In the US real estate market, the rent-to-own method has been used since the 1950s’, according to FundingUniverse.com. There are two ways in which a rent-to-own agreement can take place. The first, offering a renter a lease agreement with an option to purchase the home at the end of the lease, or second, the renter will sign a lease agreement with a purchase agreement already in place. This means a price for the residence has already been decided before the lease was signed and both parties are committed to the sell and purchase of the property for a specified price.

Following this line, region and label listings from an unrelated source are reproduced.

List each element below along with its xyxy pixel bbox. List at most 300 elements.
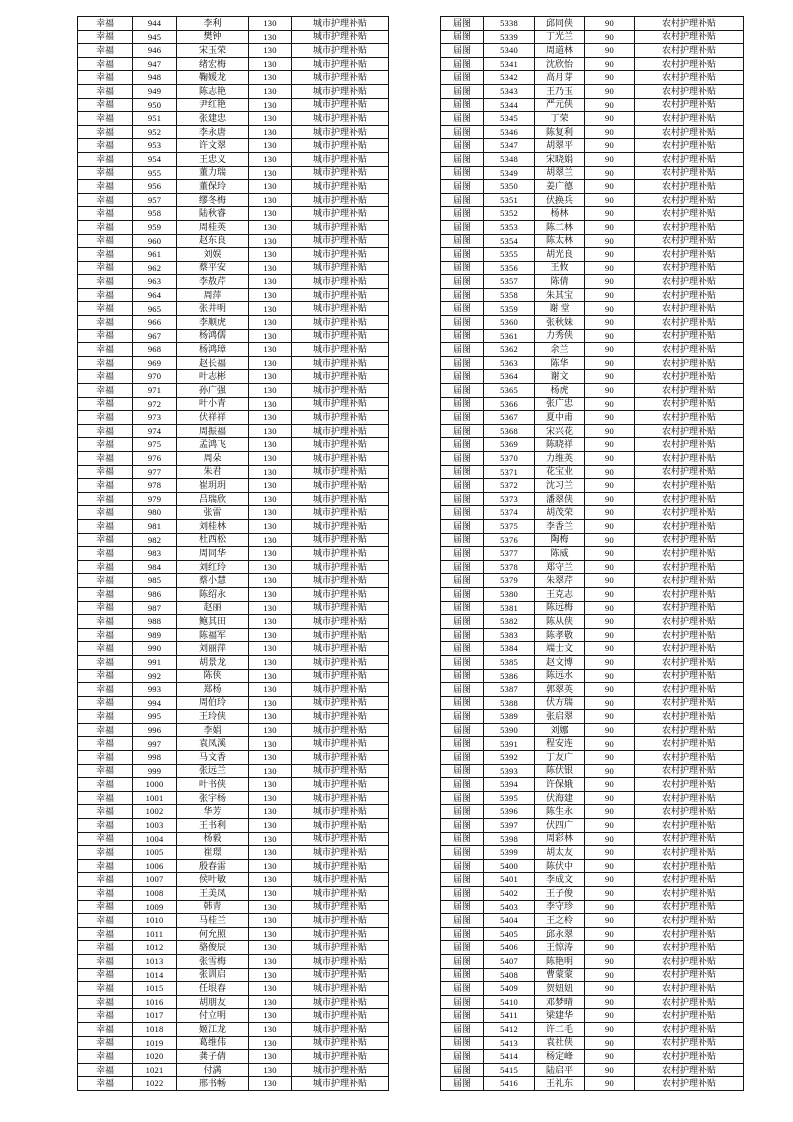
cell-region: 幸福 — [78, 234, 133, 248]
table-row — [441, 288, 744, 302]
table-row — [441, 560, 744, 574]
cell-amount: 130 — [249, 805, 292, 819]
cell-no: 5358 — [484, 288, 535, 302]
cell-amount: 130 — [249, 166, 292, 180]
cell-region: 幸福 — [78, 275, 133, 289]
cell-region: 届图 — [441, 859, 484, 873]
cell-region: 幸福 — [78, 316, 133, 330]
cell-amount: 130 — [249, 615, 292, 629]
table-row — [78, 248, 389, 262]
cell-no: 5399 — [484, 846, 535, 860]
table-row — [441, 1063, 744, 1077]
table-row — [78, 492, 389, 506]
cell-amount: 130 — [249, 995, 292, 1009]
cell-no: 5354 — [484, 234, 535, 248]
cell-name: 丁荣 — [535, 112, 585, 126]
cell-region: 届图 — [441, 356, 484, 370]
cell-subsidy-type: 农村护理补贴 — [635, 71, 744, 85]
cell-no: 1004 — [133, 832, 177, 846]
cell-no: 995 — [133, 710, 177, 724]
cell-no: 5393 — [484, 764, 535, 778]
cell-region: 幸福 — [78, 519, 133, 533]
table-row — [441, 193, 744, 207]
cell-subsidy-type: 城市护理补贴 — [292, 560, 389, 574]
cell-subsidy-type: 城市护理补贴 — [292, 710, 389, 724]
table-row — [441, 1050, 744, 1064]
table-row — [78, 506, 389, 520]
cell-amount: 130 — [249, 547, 292, 561]
cell-subsidy-type: 农村护理补贴 — [635, 669, 744, 683]
cell-name: 周道林 — [535, 44, 585, 58]
cell-region: 幸福 — [78, 1022, 133, 1036]
cell-subsidy-type: 农村护理补贴 — [635, 737, 744, 751]
cell-subsidy-type: 农村护理补贴 — [635, 723, 744, 737]
cell-no: 976 — [133, 452, 177, 466]
table-row — [441, 615, 744, 629]
cell-amount: 130 — [249, 982, 292, 996]
cell-subsidy-type: 城市护理补贴 — [292, 329, 389, 343]
table-row — [78, 220, 389, 234]
table-row — [441, 846, 744, 860]
cell-name: 朱翠芹 — [535, 574, 585, 588]
cell-region: 幸福 — [78, 560, 133, 574]
table-row — [441, 234, 744, 248]
cell-no: 5356 — [484, 261, 535, 275]
cell-amount: 90 — [585, 30, 635, 44]
cell-amount: 130 — [249, 927, 292, 941]
cell-region: 幸福 — [78, 764, 133, 778]
table-row — [78, 982, 389, 996]
table-row — [78, 900, 389, 914]
cell-amount: 130 — [249, 465, 292, 479]
table-row — [78, 207, 389, 221]
cell-amount: 90 — [585, 180, 635, 194]
cell-region: 届图 — [441, 710, 484, 724]
cell-amount: 130 — [249, 98, 292, 112]
cell-subsidy-type: 农村护理补贴 — [635, 438, 744, 452]
cell-amount: 130 — [249, 424, 292, 438]
cell-name: 伏四广 — [535, 819, 585, 833]
table-row — [78, 125, 389, 139]
cell-no: 1003 — [133, 819, 177, 833]
cell-no: 5341 — [484, 57, 535, 71]
cell-amount: 90 — [585, 805, 635, 819]
cell-amount: 90 — [585, 343, 635, 357]
cell-no: 5397 — [484, 819, 535, 833]
cell-region: 幸福 — [78, 166, 133, 180]
cell-subsidy-type: 农村护理补贴 — [635, 642, 744, 656]
cell-name: 谢文 — [535, 370, 585, 384]
cell-subsidy-type: 农村护理补贴 — [635, 275, 744, 289]
cell-name: 鲍其田 — [177, 615, 249, 629]
table-row — [78, 1050, 389, 1064]
cell-no: 5364 — [484, 370, 535, 384]
table-row — [78, 411, 389, 425]
cell-amount: 130 — [249, 316, 292, 330]
table-row — [441, 887, 744, 901]
cell-region: 届图 — [441, 30, 484, 44]
cell-name: 陈绍永 — [177, 587, 249, 601]
cell-subsidy-type: 农村护理补贴 — [635, 859, 744, 873]
cell-name: 付立明 — [177, 1009, 249, 1023]
cell-region: 届图 — [441, 370, 484, 384]
cell-amount: 130 — [249, 887, 292, 901]
cell-name: 胡景龙 — [177, 655, 249, 669]
cell-amount: 90 — [585, 207, 635, 221]
cell-amount: 90 — [585, 927, 635, 941]
cell-name: 周振福 — [177, 424, 249, 438]
cell-amount: 130 — [249, 180, 292, 194]
cell-name: 王忠义 — [177, 152, 249, 166]
cell-amount: 130 — [249, 479, 292, 493]
cell-no: 5375 — [484, 519, 535, 533]
cell-amount: 130 — [249, 533, 292, 547]
cell-no: 5395 — [484, 791, 535, 805]
cell-name: 张远兰 — [177, 764, 249, 778]
cell-region: 届图 — [441, 764, 484, 778]
cell-region: 届图 — [441, 492, 484, 506]
cell-no: 5383 — [484, 628, 535, 642]
table-row — [441, 139, 744, 153]
cell-name: 陈华 — [535, 356, 585, 370]
cell-no: 979 — [133, 492, 177, 506]
cell-region: 届图 — [441, 723, 484, 737]
cell-region: 届图 — [441, 71, 484, 85]
cell-region: 幸福 — [78, 1063, 133, 1077]
cell-name: 李守珍 — [535, 900, 585, 914]
cell-no: 994 — [133, 696, 177, 710]
cell-subsidy-type: 城市护理补贴 — [292, 859, 389, 873]
cell-no: 1002 — [133, 805, 177, 819]
cell-name: 刘娱 — [177, 248, 249, 262]
table-row — [441, 710, 744, 724]
cell-region: 幸福 — [78, 982, 133, 996]
cell-amount: 90 — [585, 655, 635, 669]
cell-no: 5350 — [484, 180, 535, 194]
cell-subsidy-type: 城市护理补贴 — [292, 927, 389, 941]
cell-amount: 130 — [249, 655, 292, 669]
cell-region: 幸福 — [78, 587, 133, 601]
cell-name: 陈远梅 — [535, 601, 585, 615]
cell-region: 幸福 — [78, 356, 133, 370]
cell-amount: 90 — [585, 57, 635, 71]
cell-name: 伏方瑞 — [535, 696, 585, 710]
cell-name: 孙广强 — [177, 384, 249, 398]
cell-amount: 90 — [585, 873, 635, 887]
cell-subsidy-type: 农村护理补贴 — [635, 873, 744, 887]
cell-subsidy-type: 城市护理补贴 — [292, 982, 389, 996]
cell-subsidy-type: 城市护理补贴 — [292, 193, 389, 207]
cell-region: 幸福 — [78, 805, 133, 819]
table-row — [441, 696, 744, 710]
cell-region: 幸福 — [78, 329, 133, 343]
cell-name: 李利 — [177, 17, 249, 31]
cell-name: 杨鸿璋 — [177, 343, 249, 357]
cell-subsidy-type: 农村护理补贴 — [635, 683, 744, 697]
cell-amount: 130 — [249, 492, 292, 506]
cell-amount: 90 — [585, 261, 635, 275]
cell-subsidy-type: 农村护理补贴 — [635, 17, 744, 31]
cell-region: 幸福 — [78, 261, 133, 275]
cell-subsidy-type: 城市护理补贴 — [292, 166, 389, 180]
cell-subsidy-type: 城市护理补贴 — [292, 574, 389, 588]
cell-region: 届图 — [441, 683, 484, 697]
cell-no: 5412 — [484, 1022, 535, 1036]
cell-region: 幸福 — [78, 1077, 133, 1091]
cell-region: 幸福 — [78, 751, 133, 765]
cell-amount: 90 — [585, 220, 635, 234]
cell-name: 马文香 — [177, 751, 249, 765]
cell-region: 届图 — [441, 601, 484, 615]
cell-no: 5366 — [484, 397, 535, 411]
cell-no: 5338 — [484, 17, 535, 31]
cell-amount: 90 — [585, 1063, 635, 1077]
cell-amount: 90 — [585, 479, 635, 493]
cell-region: 届图 — [441, 873, 484, 887]
cell-no: 960 — [133, 234, 177, 248]
table-row — [78, 479, 389, 493]
cell-no: 956 — [133, 180, 177, 194]
cell-no: 1012 — [133, 941, 177, 955]
cell-amount: 90 — [585, 384, 635, 398]
cell-name: 张广忠 — [535, 397, 585, 411]
cell-amount: 90 — [585, 887, 635, 901]
cell-name: 龚子倩 — [177, 1050, 249, 1064]
cell-no: 5416 — [484, 1077, 535, 1091]
cell-amount: 90 — [585, 438, 635, 452]
cell-name: 李顺虎 — [177, 316, 249, 330]
cell-amount: 130 — [249, 1009, 292, 1023]
cell-no: 5381 — [484, 601, 535, 615]
table-row — [441, 424, 744, 438]
cell-region: 届图 — [441, 778, 484, 792]
cell-region: 幸福 — [78, 479, 133, 493]
cell-name: 伏祥祥 — [177, 411, 249, 425]
cell-subsidy-type: 城市护理补贴 — [292, 275, 389, 289]
cell-name: 力维英 — [535, 452, 585, 466]
cell-region: 幸福 — [78, 723, 133, 737]
cell-subsidy-type: 城市护理补贴 — [292, 791, 389, 805]
cell-region: 届图 — [441, 125, 484, 139]
table-row — [441, 479, 744, 493]
cell-name: 骆俊辰 — [177, 941, 249, 955]
cell-region: 届图 — [441, 791, 484, 805]
cell-amount: 90 — [585, 44, 635, 58]
table-row — [441, 492, 744, 506]
cell-region: 届图 — [441, 207, 484, 221]
cell-no: 5343 — [484, 84, 535, 98]
cell-subsidy-type: 农村护理补贴 — [635, 316, 744, 330]
cell-subsidy-type: 城市护理补贴 — [292, 316, 389, 330]
cell-name: 蔡小慧 — [177, 574, 249, 588]
cell-amount: 90 — [585, 574, 635, 588]
cell-no: 981 — [133, 519, 177, 533]
cell-region: 幸福 — [78, 628, 133, 642]
cell-region: 届图 — [441, 316, 484, 330]
cell-amount: 90 — [585, 900, 635, 914]
table-row — [441, 397, 744, 411]
cell-name: 王惊涛 — [535, 941, 585, 955]
cell-no: 5390 — [484, 723, 535, 737]
cell-subsidy-type: 城市护理补贴 — [292, 805, 389, 819]
cell-subsidy-type: 城市护理补贴 — [292, 642, 389, 656]
cell-name: 绪宏梅 — [177, 57, 249, 71]
cell-amount: 130 — [249, 587, 292, 601]
cell-name: 陈倩 — [535, 275, 585, 289]
cell-subsidy-type: 城市护理补贴 — [292, 914, 389, 928]
cell-region: 届图 — [441, 900, 484, 914]
cell-region: 幸福 — [78, 846, 133, 860]
table-row — [78, 683, 389, 697]
cell-no: 5372 — [484, 479, 535, 493]
cell-no: 5363 — [484, 356, 535, 370]
cell-amount: 130 — [249, 642, 292, 656]
table-row — [441, 519, 744, 533]
cell-subsidy-type: 农村护理补贴 — [635, 329, 744, 343]
cell-region: 届图 — [441, 248, 484, 262]
cell-no: 5409 — [484, 982, 535, 996]
cell-subsidy-type: 城市护理补贴 — [292, 547, 389, 561]
cell-amount: 130 — [249, 968, 292, 982]
cell-region: 届图 — [441, 384, 484, 398]
cell-name: 王子俊 — [535, 887, 585, 901]
table-row — [78, 805, 389, 819]
cell-amount: 130 — [249, 628, 292, 642]
cell-no: 966 — [133, 316, 177, 330]
cell-region: 幸福 — [78, 941, 133, 955]
cell-region: 届图 — [441, 220, 484, 234]
table-row — [78, 859, 389, 873]
cell-no: 967 — [133, 329, 177, 343]
table-row — [441, 44, 744, 58]
cell-subsidy-type: 城市护理补贴 — [292, 601, 389, 615]
cell-name: 王攸 — [535, 261, 585, 275]
cell-amount: 130 — [249, 275, 292, 289]
cell-region: 幸福 — [78, 642, 133, 656]
cell-amount: 90 — [585, 1022, 635, 1036]
table-row — [78, 1036, 389, 1050]
cell-name: 宋兴花 — [535, 424, 585, 438]
cell-subsidy-type: 城市护理补贴 — [292, 887, 389, 901]
cell-name: 端士文 — [535, 642, 585, 656]
cell-no: 998 — [133, 751, 177, 765]
cell-amount: 90 — [585, 954, 635, 968]
cell-no: 5406 — [484, 941, 535, 955]
table-row — [441, 533, 744, 547]
cell-subsidy-type: 农村护理补贴 — [635, 180, 744, 194]
table-row — [441, 914, 744, 928]
table-row — [78, 17, 389, 31]
cell-subsidy-type: 城市护理补贴 — [292, 125, 389, 139]
cell-subsidy-type: 农村护理补贴 — [635, 220, 744, 234]
cell-name: 姬江龙 — [177, 1022, 249, 1036]
cell-region: 届图 — [441, 84, 484, 98]
cell-name: 王美凤 — [177, 887, 249, 901]
cell-name: 王之柃 — [535, 914, 585, 928]
cell-region: 届图 — [441, 533, 484, 547]
table-row — [78, 234, 389, 248]
cell-no: 1000 — [133, 778, 177, 792]
cell-amount: 130 — [249, 832, 292, 846]
cell-region: 届图 — [441, 805, 484, 819]
table-row — [78, 791, 389, 805]
cell-no: 980 — [133, 506, 177, 520]
cell-no: 989 — [133, 628, 177, 642]
cell-region: 幸福 — [78, 139, 133, 153]
table-row — [78, 519, 389, 533]
cell-name: 杨定峰 — [535, 1050, 585, 1064]
cell-amount: 130 — [249, 737, 292, 751]
cell-subsidy-type: 城市护理补贴 — [292, 778, 389, 792]
cell-no: 969 — [133, 356, 177, 370]
table-row — [441, 30, 744, 44]
cell-subsidy-type: 城市护理补贴 — [292, 17, 389, 31]
cell-no: 5342 — [484, 71, 535, 85]
cell-no: 977 — [133, 465, 177, 479]
cell-amount: 130 — [249, 1063, 292, 1077]
cell-region: 幸福 — [78, 778, 133, 792]
cell-amount: 90 — [585, 125, 635, 139]
cell-region: 幸福 — [78, 696, 133, 710]
cell-subsidy-type: 农村护理补贴 — [635, 234, 744, 248]
cell-name: 陈伏银 — [535, 764, 585, 778]
table-row — [441, 275, 744, 289]
cell-region: 届图 — [441, 954, 484, 968]
cell-subsidy-type: 农村护理补贴 — [635, 914, 744, 928]
table-row — [441, 982, 744, 996]
cell-no: 961 — [133, 248, 177, 262]
cell-subsidy-type: 农村护理补贴 — [635, 465, 744, 479]
cell-subsidy-type: 城市护理补贴 — [292, 954, 389, 968]
cell-no: 991 — [133, 655, 177, 669]
table-row — [78, 438, 389, 452]
cell-subsidy-type: 农村护理补贴 — [635, 30, 744, 44]
cell-amount: 90 — [585, 370, 635, 384]
cell-subsidy-type: 城市护理补贴 — [292, 207, 389, 221]
cell-subsidy-type: 城市护理补贴 — [292, 1009, 389, 1023]
cell-region: 届图 — [441, 1063, 484, 1077]
cell-amount: 130 — [249, 601, 292, 615]
cell-region: 幸福 — [78, 615, 133, 629]
cell-name: 伏换兵 — [535, 193, 585, 207]
cell-region: 届图 — [441, 479, 484, 493]
cell-amount: 90 — [585, 778, 635, 792]
table-row — [441, 1022, 744, 1036]
cell-no: 983 — [133, 547, 177, 561]
cell-amount: 130 — [249, 84, 292, 98]
cell-region: 幸福 — [78, 30, 133, 44]
cell-no: 1019 — [133, 1036, 177, 1050]
table-row — [78, 615, 389, 629]
table-row — [441, 384, 744, 398]
cell-amount: 90 — [585, 723, 635, 737]
table-row — [441, 343, 744, 357]
cell-name: 华芳 — [177, 805, 249, 819]
cell-region: 届图 — [441, 941, 484, 955]
cell-subsidy-type: 农村护理补贴 — [635, 139, 744, 153]
cell-no: 1005 — [133, 846, 177, 860]
cell-name: 胡茂荣 — [535, 506, 585, 520]
cell-amount: 130 — [249, 30, 292, 44]
cell-amount: 130 — [249, 112, 292, 126]
cell-amount: 130 — [249, 710, 292, 724]
table-row — [441, 954, 744, 968]
cell-subsidy-type: 城市护理补贴 — [292, 44, 389, 58]
cell-amount: 130 — [249, 859, 292, 873]
table-row — [441, 1009, 744, 1023]
cell-region: 幸福 — [78, 574, 133, 588]
cell-no: 958 — [133, 207, 177, 221]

Landlords and tenants considering a rent-to-own method for their next apartment or home should consider several factors. How does this all work legally? What are the benefits and the drawbacks? In each scenario, simply put, one is able to build equity in the place they are living, while still only being a renter of that property. In addition, the landlord is given added security that the renter will carry out the terms of the rental agreement.

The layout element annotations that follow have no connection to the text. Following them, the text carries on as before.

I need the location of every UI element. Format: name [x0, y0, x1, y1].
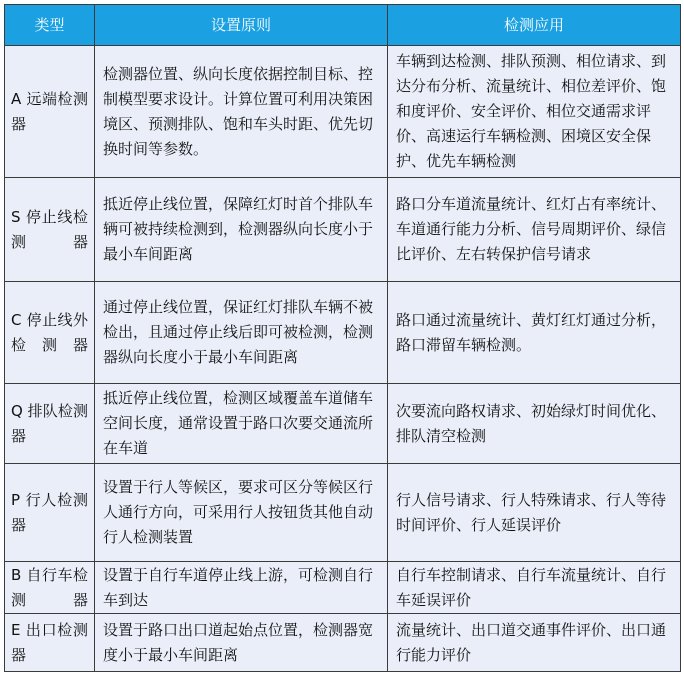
cell-type: B 自行车检测器	[5, 562, 95, 614]
table-row	[5, 614, 681, 672]
table-row	[5, 178, 681, 282]
cell-principle: 检测器位置、纵向长度依据控制目标、控制模型要求设计。计算位置可利用决策困境区、预测排队、饱和车头时距、优先切换时间等参数。	[95, 46, 388, 178]
cell-principle: 设置于路口出口道起始点位置，检测器宽度小于最小车间距离	[95, 614, 388, 672]
cell-principle: 抵近停止线位置，保障红灯时首个排队车辆可被持续检测到，检测器纵向长度小于最小车间距离	[95, 178, 388, 282]
header-type: 类型	[5, 5, 95, 46]
cell-type: E 出口检测器	[5, 614, 95, 672]
cell-application: 行人信号请求、行人特殊请求、行人等待时间评价、行人延误评价	[388, 464, 681, 562]
cell-principle: 通过停止线位置，保证红灯排队车辆不被检出，且通过停止线后即可被检测，检测器纵向长度小于最小车间距离	[95, 282, 388, 384]
cell-application: 自行车控制请求、自行车流量统计、自行车延误评价	[388, 562, 681, 614]
table-row	[5, 46, 681, 178]
cell-type: S 停止线检测器	[5, 178, 95, 282]
detector-table	[4, 4, 681, 672]
header-application: 检测应用	[388, 5, 681, 46]
cell-type: C 停止线外检测器	[5, 282, 95, 384]
cell-principle: 设置于自行车道停止线上游，可检测自行车到达	[95, 562, 388, 614]
cell-type: Q 排队检测器	[5, 384, 95, 464]
table-row	[5, 562, 681, 614]
table-row	[5, 464, 681, 562]
cell-principle: 设置于行人等候区，要求可区分等候区行人通行方向，可采用行人按钮货其他自动行人检测装置	[95, 464, 388, 562]
table-header-row	[5, 5, 681, 46]
cell-type: A 远端检测器	[5, 46, 95, 178]
table-row	[5, 282, 681, 384]
table-row	[5, 384, 681, 464]
header-principle: 设置原则	[95, 5, 388, 46]
cell-application: 车辆到达检测、排队预测、相位请求、到达分布分析、流量统计、相位差评价、饱和度评价、安全评价、相位交通需求评价、高速运行车辆检测、困境区安全保护、优先车辆检测	[388, 46, 681, 178]
cell-application: 路口分车道流量统计、红灯占有率统计、车道通行能力分析、信号周期评价、绿信比评价、左右转保护信号请求	[388, 178, 681, 282]
cell-type: P 行人检测器	[5, 464, 95, 562]
cell-application: 次要流向路权请求、初始绿灯时间优化、排队清空检测	[388, 384, 681, 464]
cell-application: 路口通过流量统计、黄灯红灯通过分析，路口滞留车辆检测。	[388, 282, 681, 384]
cell-application: 流量统计、出口道交通事件评价、出口通行能力评价	[388, 614, 681, 672]
cell-principle: 抵近停止线位置，检测区域覆盖车道储车空间长度，通常设置于路口次要交通流所在车道	[95, 384, 388, 464]
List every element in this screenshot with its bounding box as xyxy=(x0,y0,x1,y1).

Trulia.com gives a great example of a rent-to-own situation as follows, “if the price of the home is $200,000, and the landlord agrees to apply 30% of your $1,500 monthly rent payment throughout your two-year lease agreement. This would bring the purchase price (of the home) down to $189,800.”
Some Considerations for tenants:
Are there any available units for a rent-to-own?
These listings are hard to find as they are appealing to a certain type of renter. They are more typical in smaller buildings or with rental homes.
Do you know where the money is going?
Working with a transparent landlord is key and understanding the specified contract and its implications is very important. Important questions to ask are where is the money held? Is there any option to back out? Also, having good legal advice is key here. In addition, an important note to consider is if the home cannot be purchased or financed, the upfront deposit and the rent credits toward the purchase are forfeited.
What are the credit implications for the renter?
According to homeguides.com, tenants who have imperfect credit scores are typically drawn to rent-to-own properties. This is great for potential homeowners“If you have credit repair work that needs to be completed, or if your financing is still a question mark, push for a closing date at least 12 months in the future.”
Considerations for landlords:
Is your legal agreement for this ready to go?
Landlords will need to draft up a new agreement, be aware of how the rental credits are issued and held. Legal ramifications are important on both sides.
How does a landlord handle maintenance and repairs?
In a typical rental agreement all of the repairs are up to the landlord. This may not always be the case and is up to the discretion of the individual landlord.
Are there financial benefits to the landlord?
Usually in a case of rent-to-own the renter is more secure and will carry out the contract, lowering the risk of evictions and break lease scenarios.
With the rental marketing and the home market soaring in today’s market, the rent-to-own option mat be worth exploring. The key is to be informed, study the agreements, and make sure both parties are aware of the outcomes.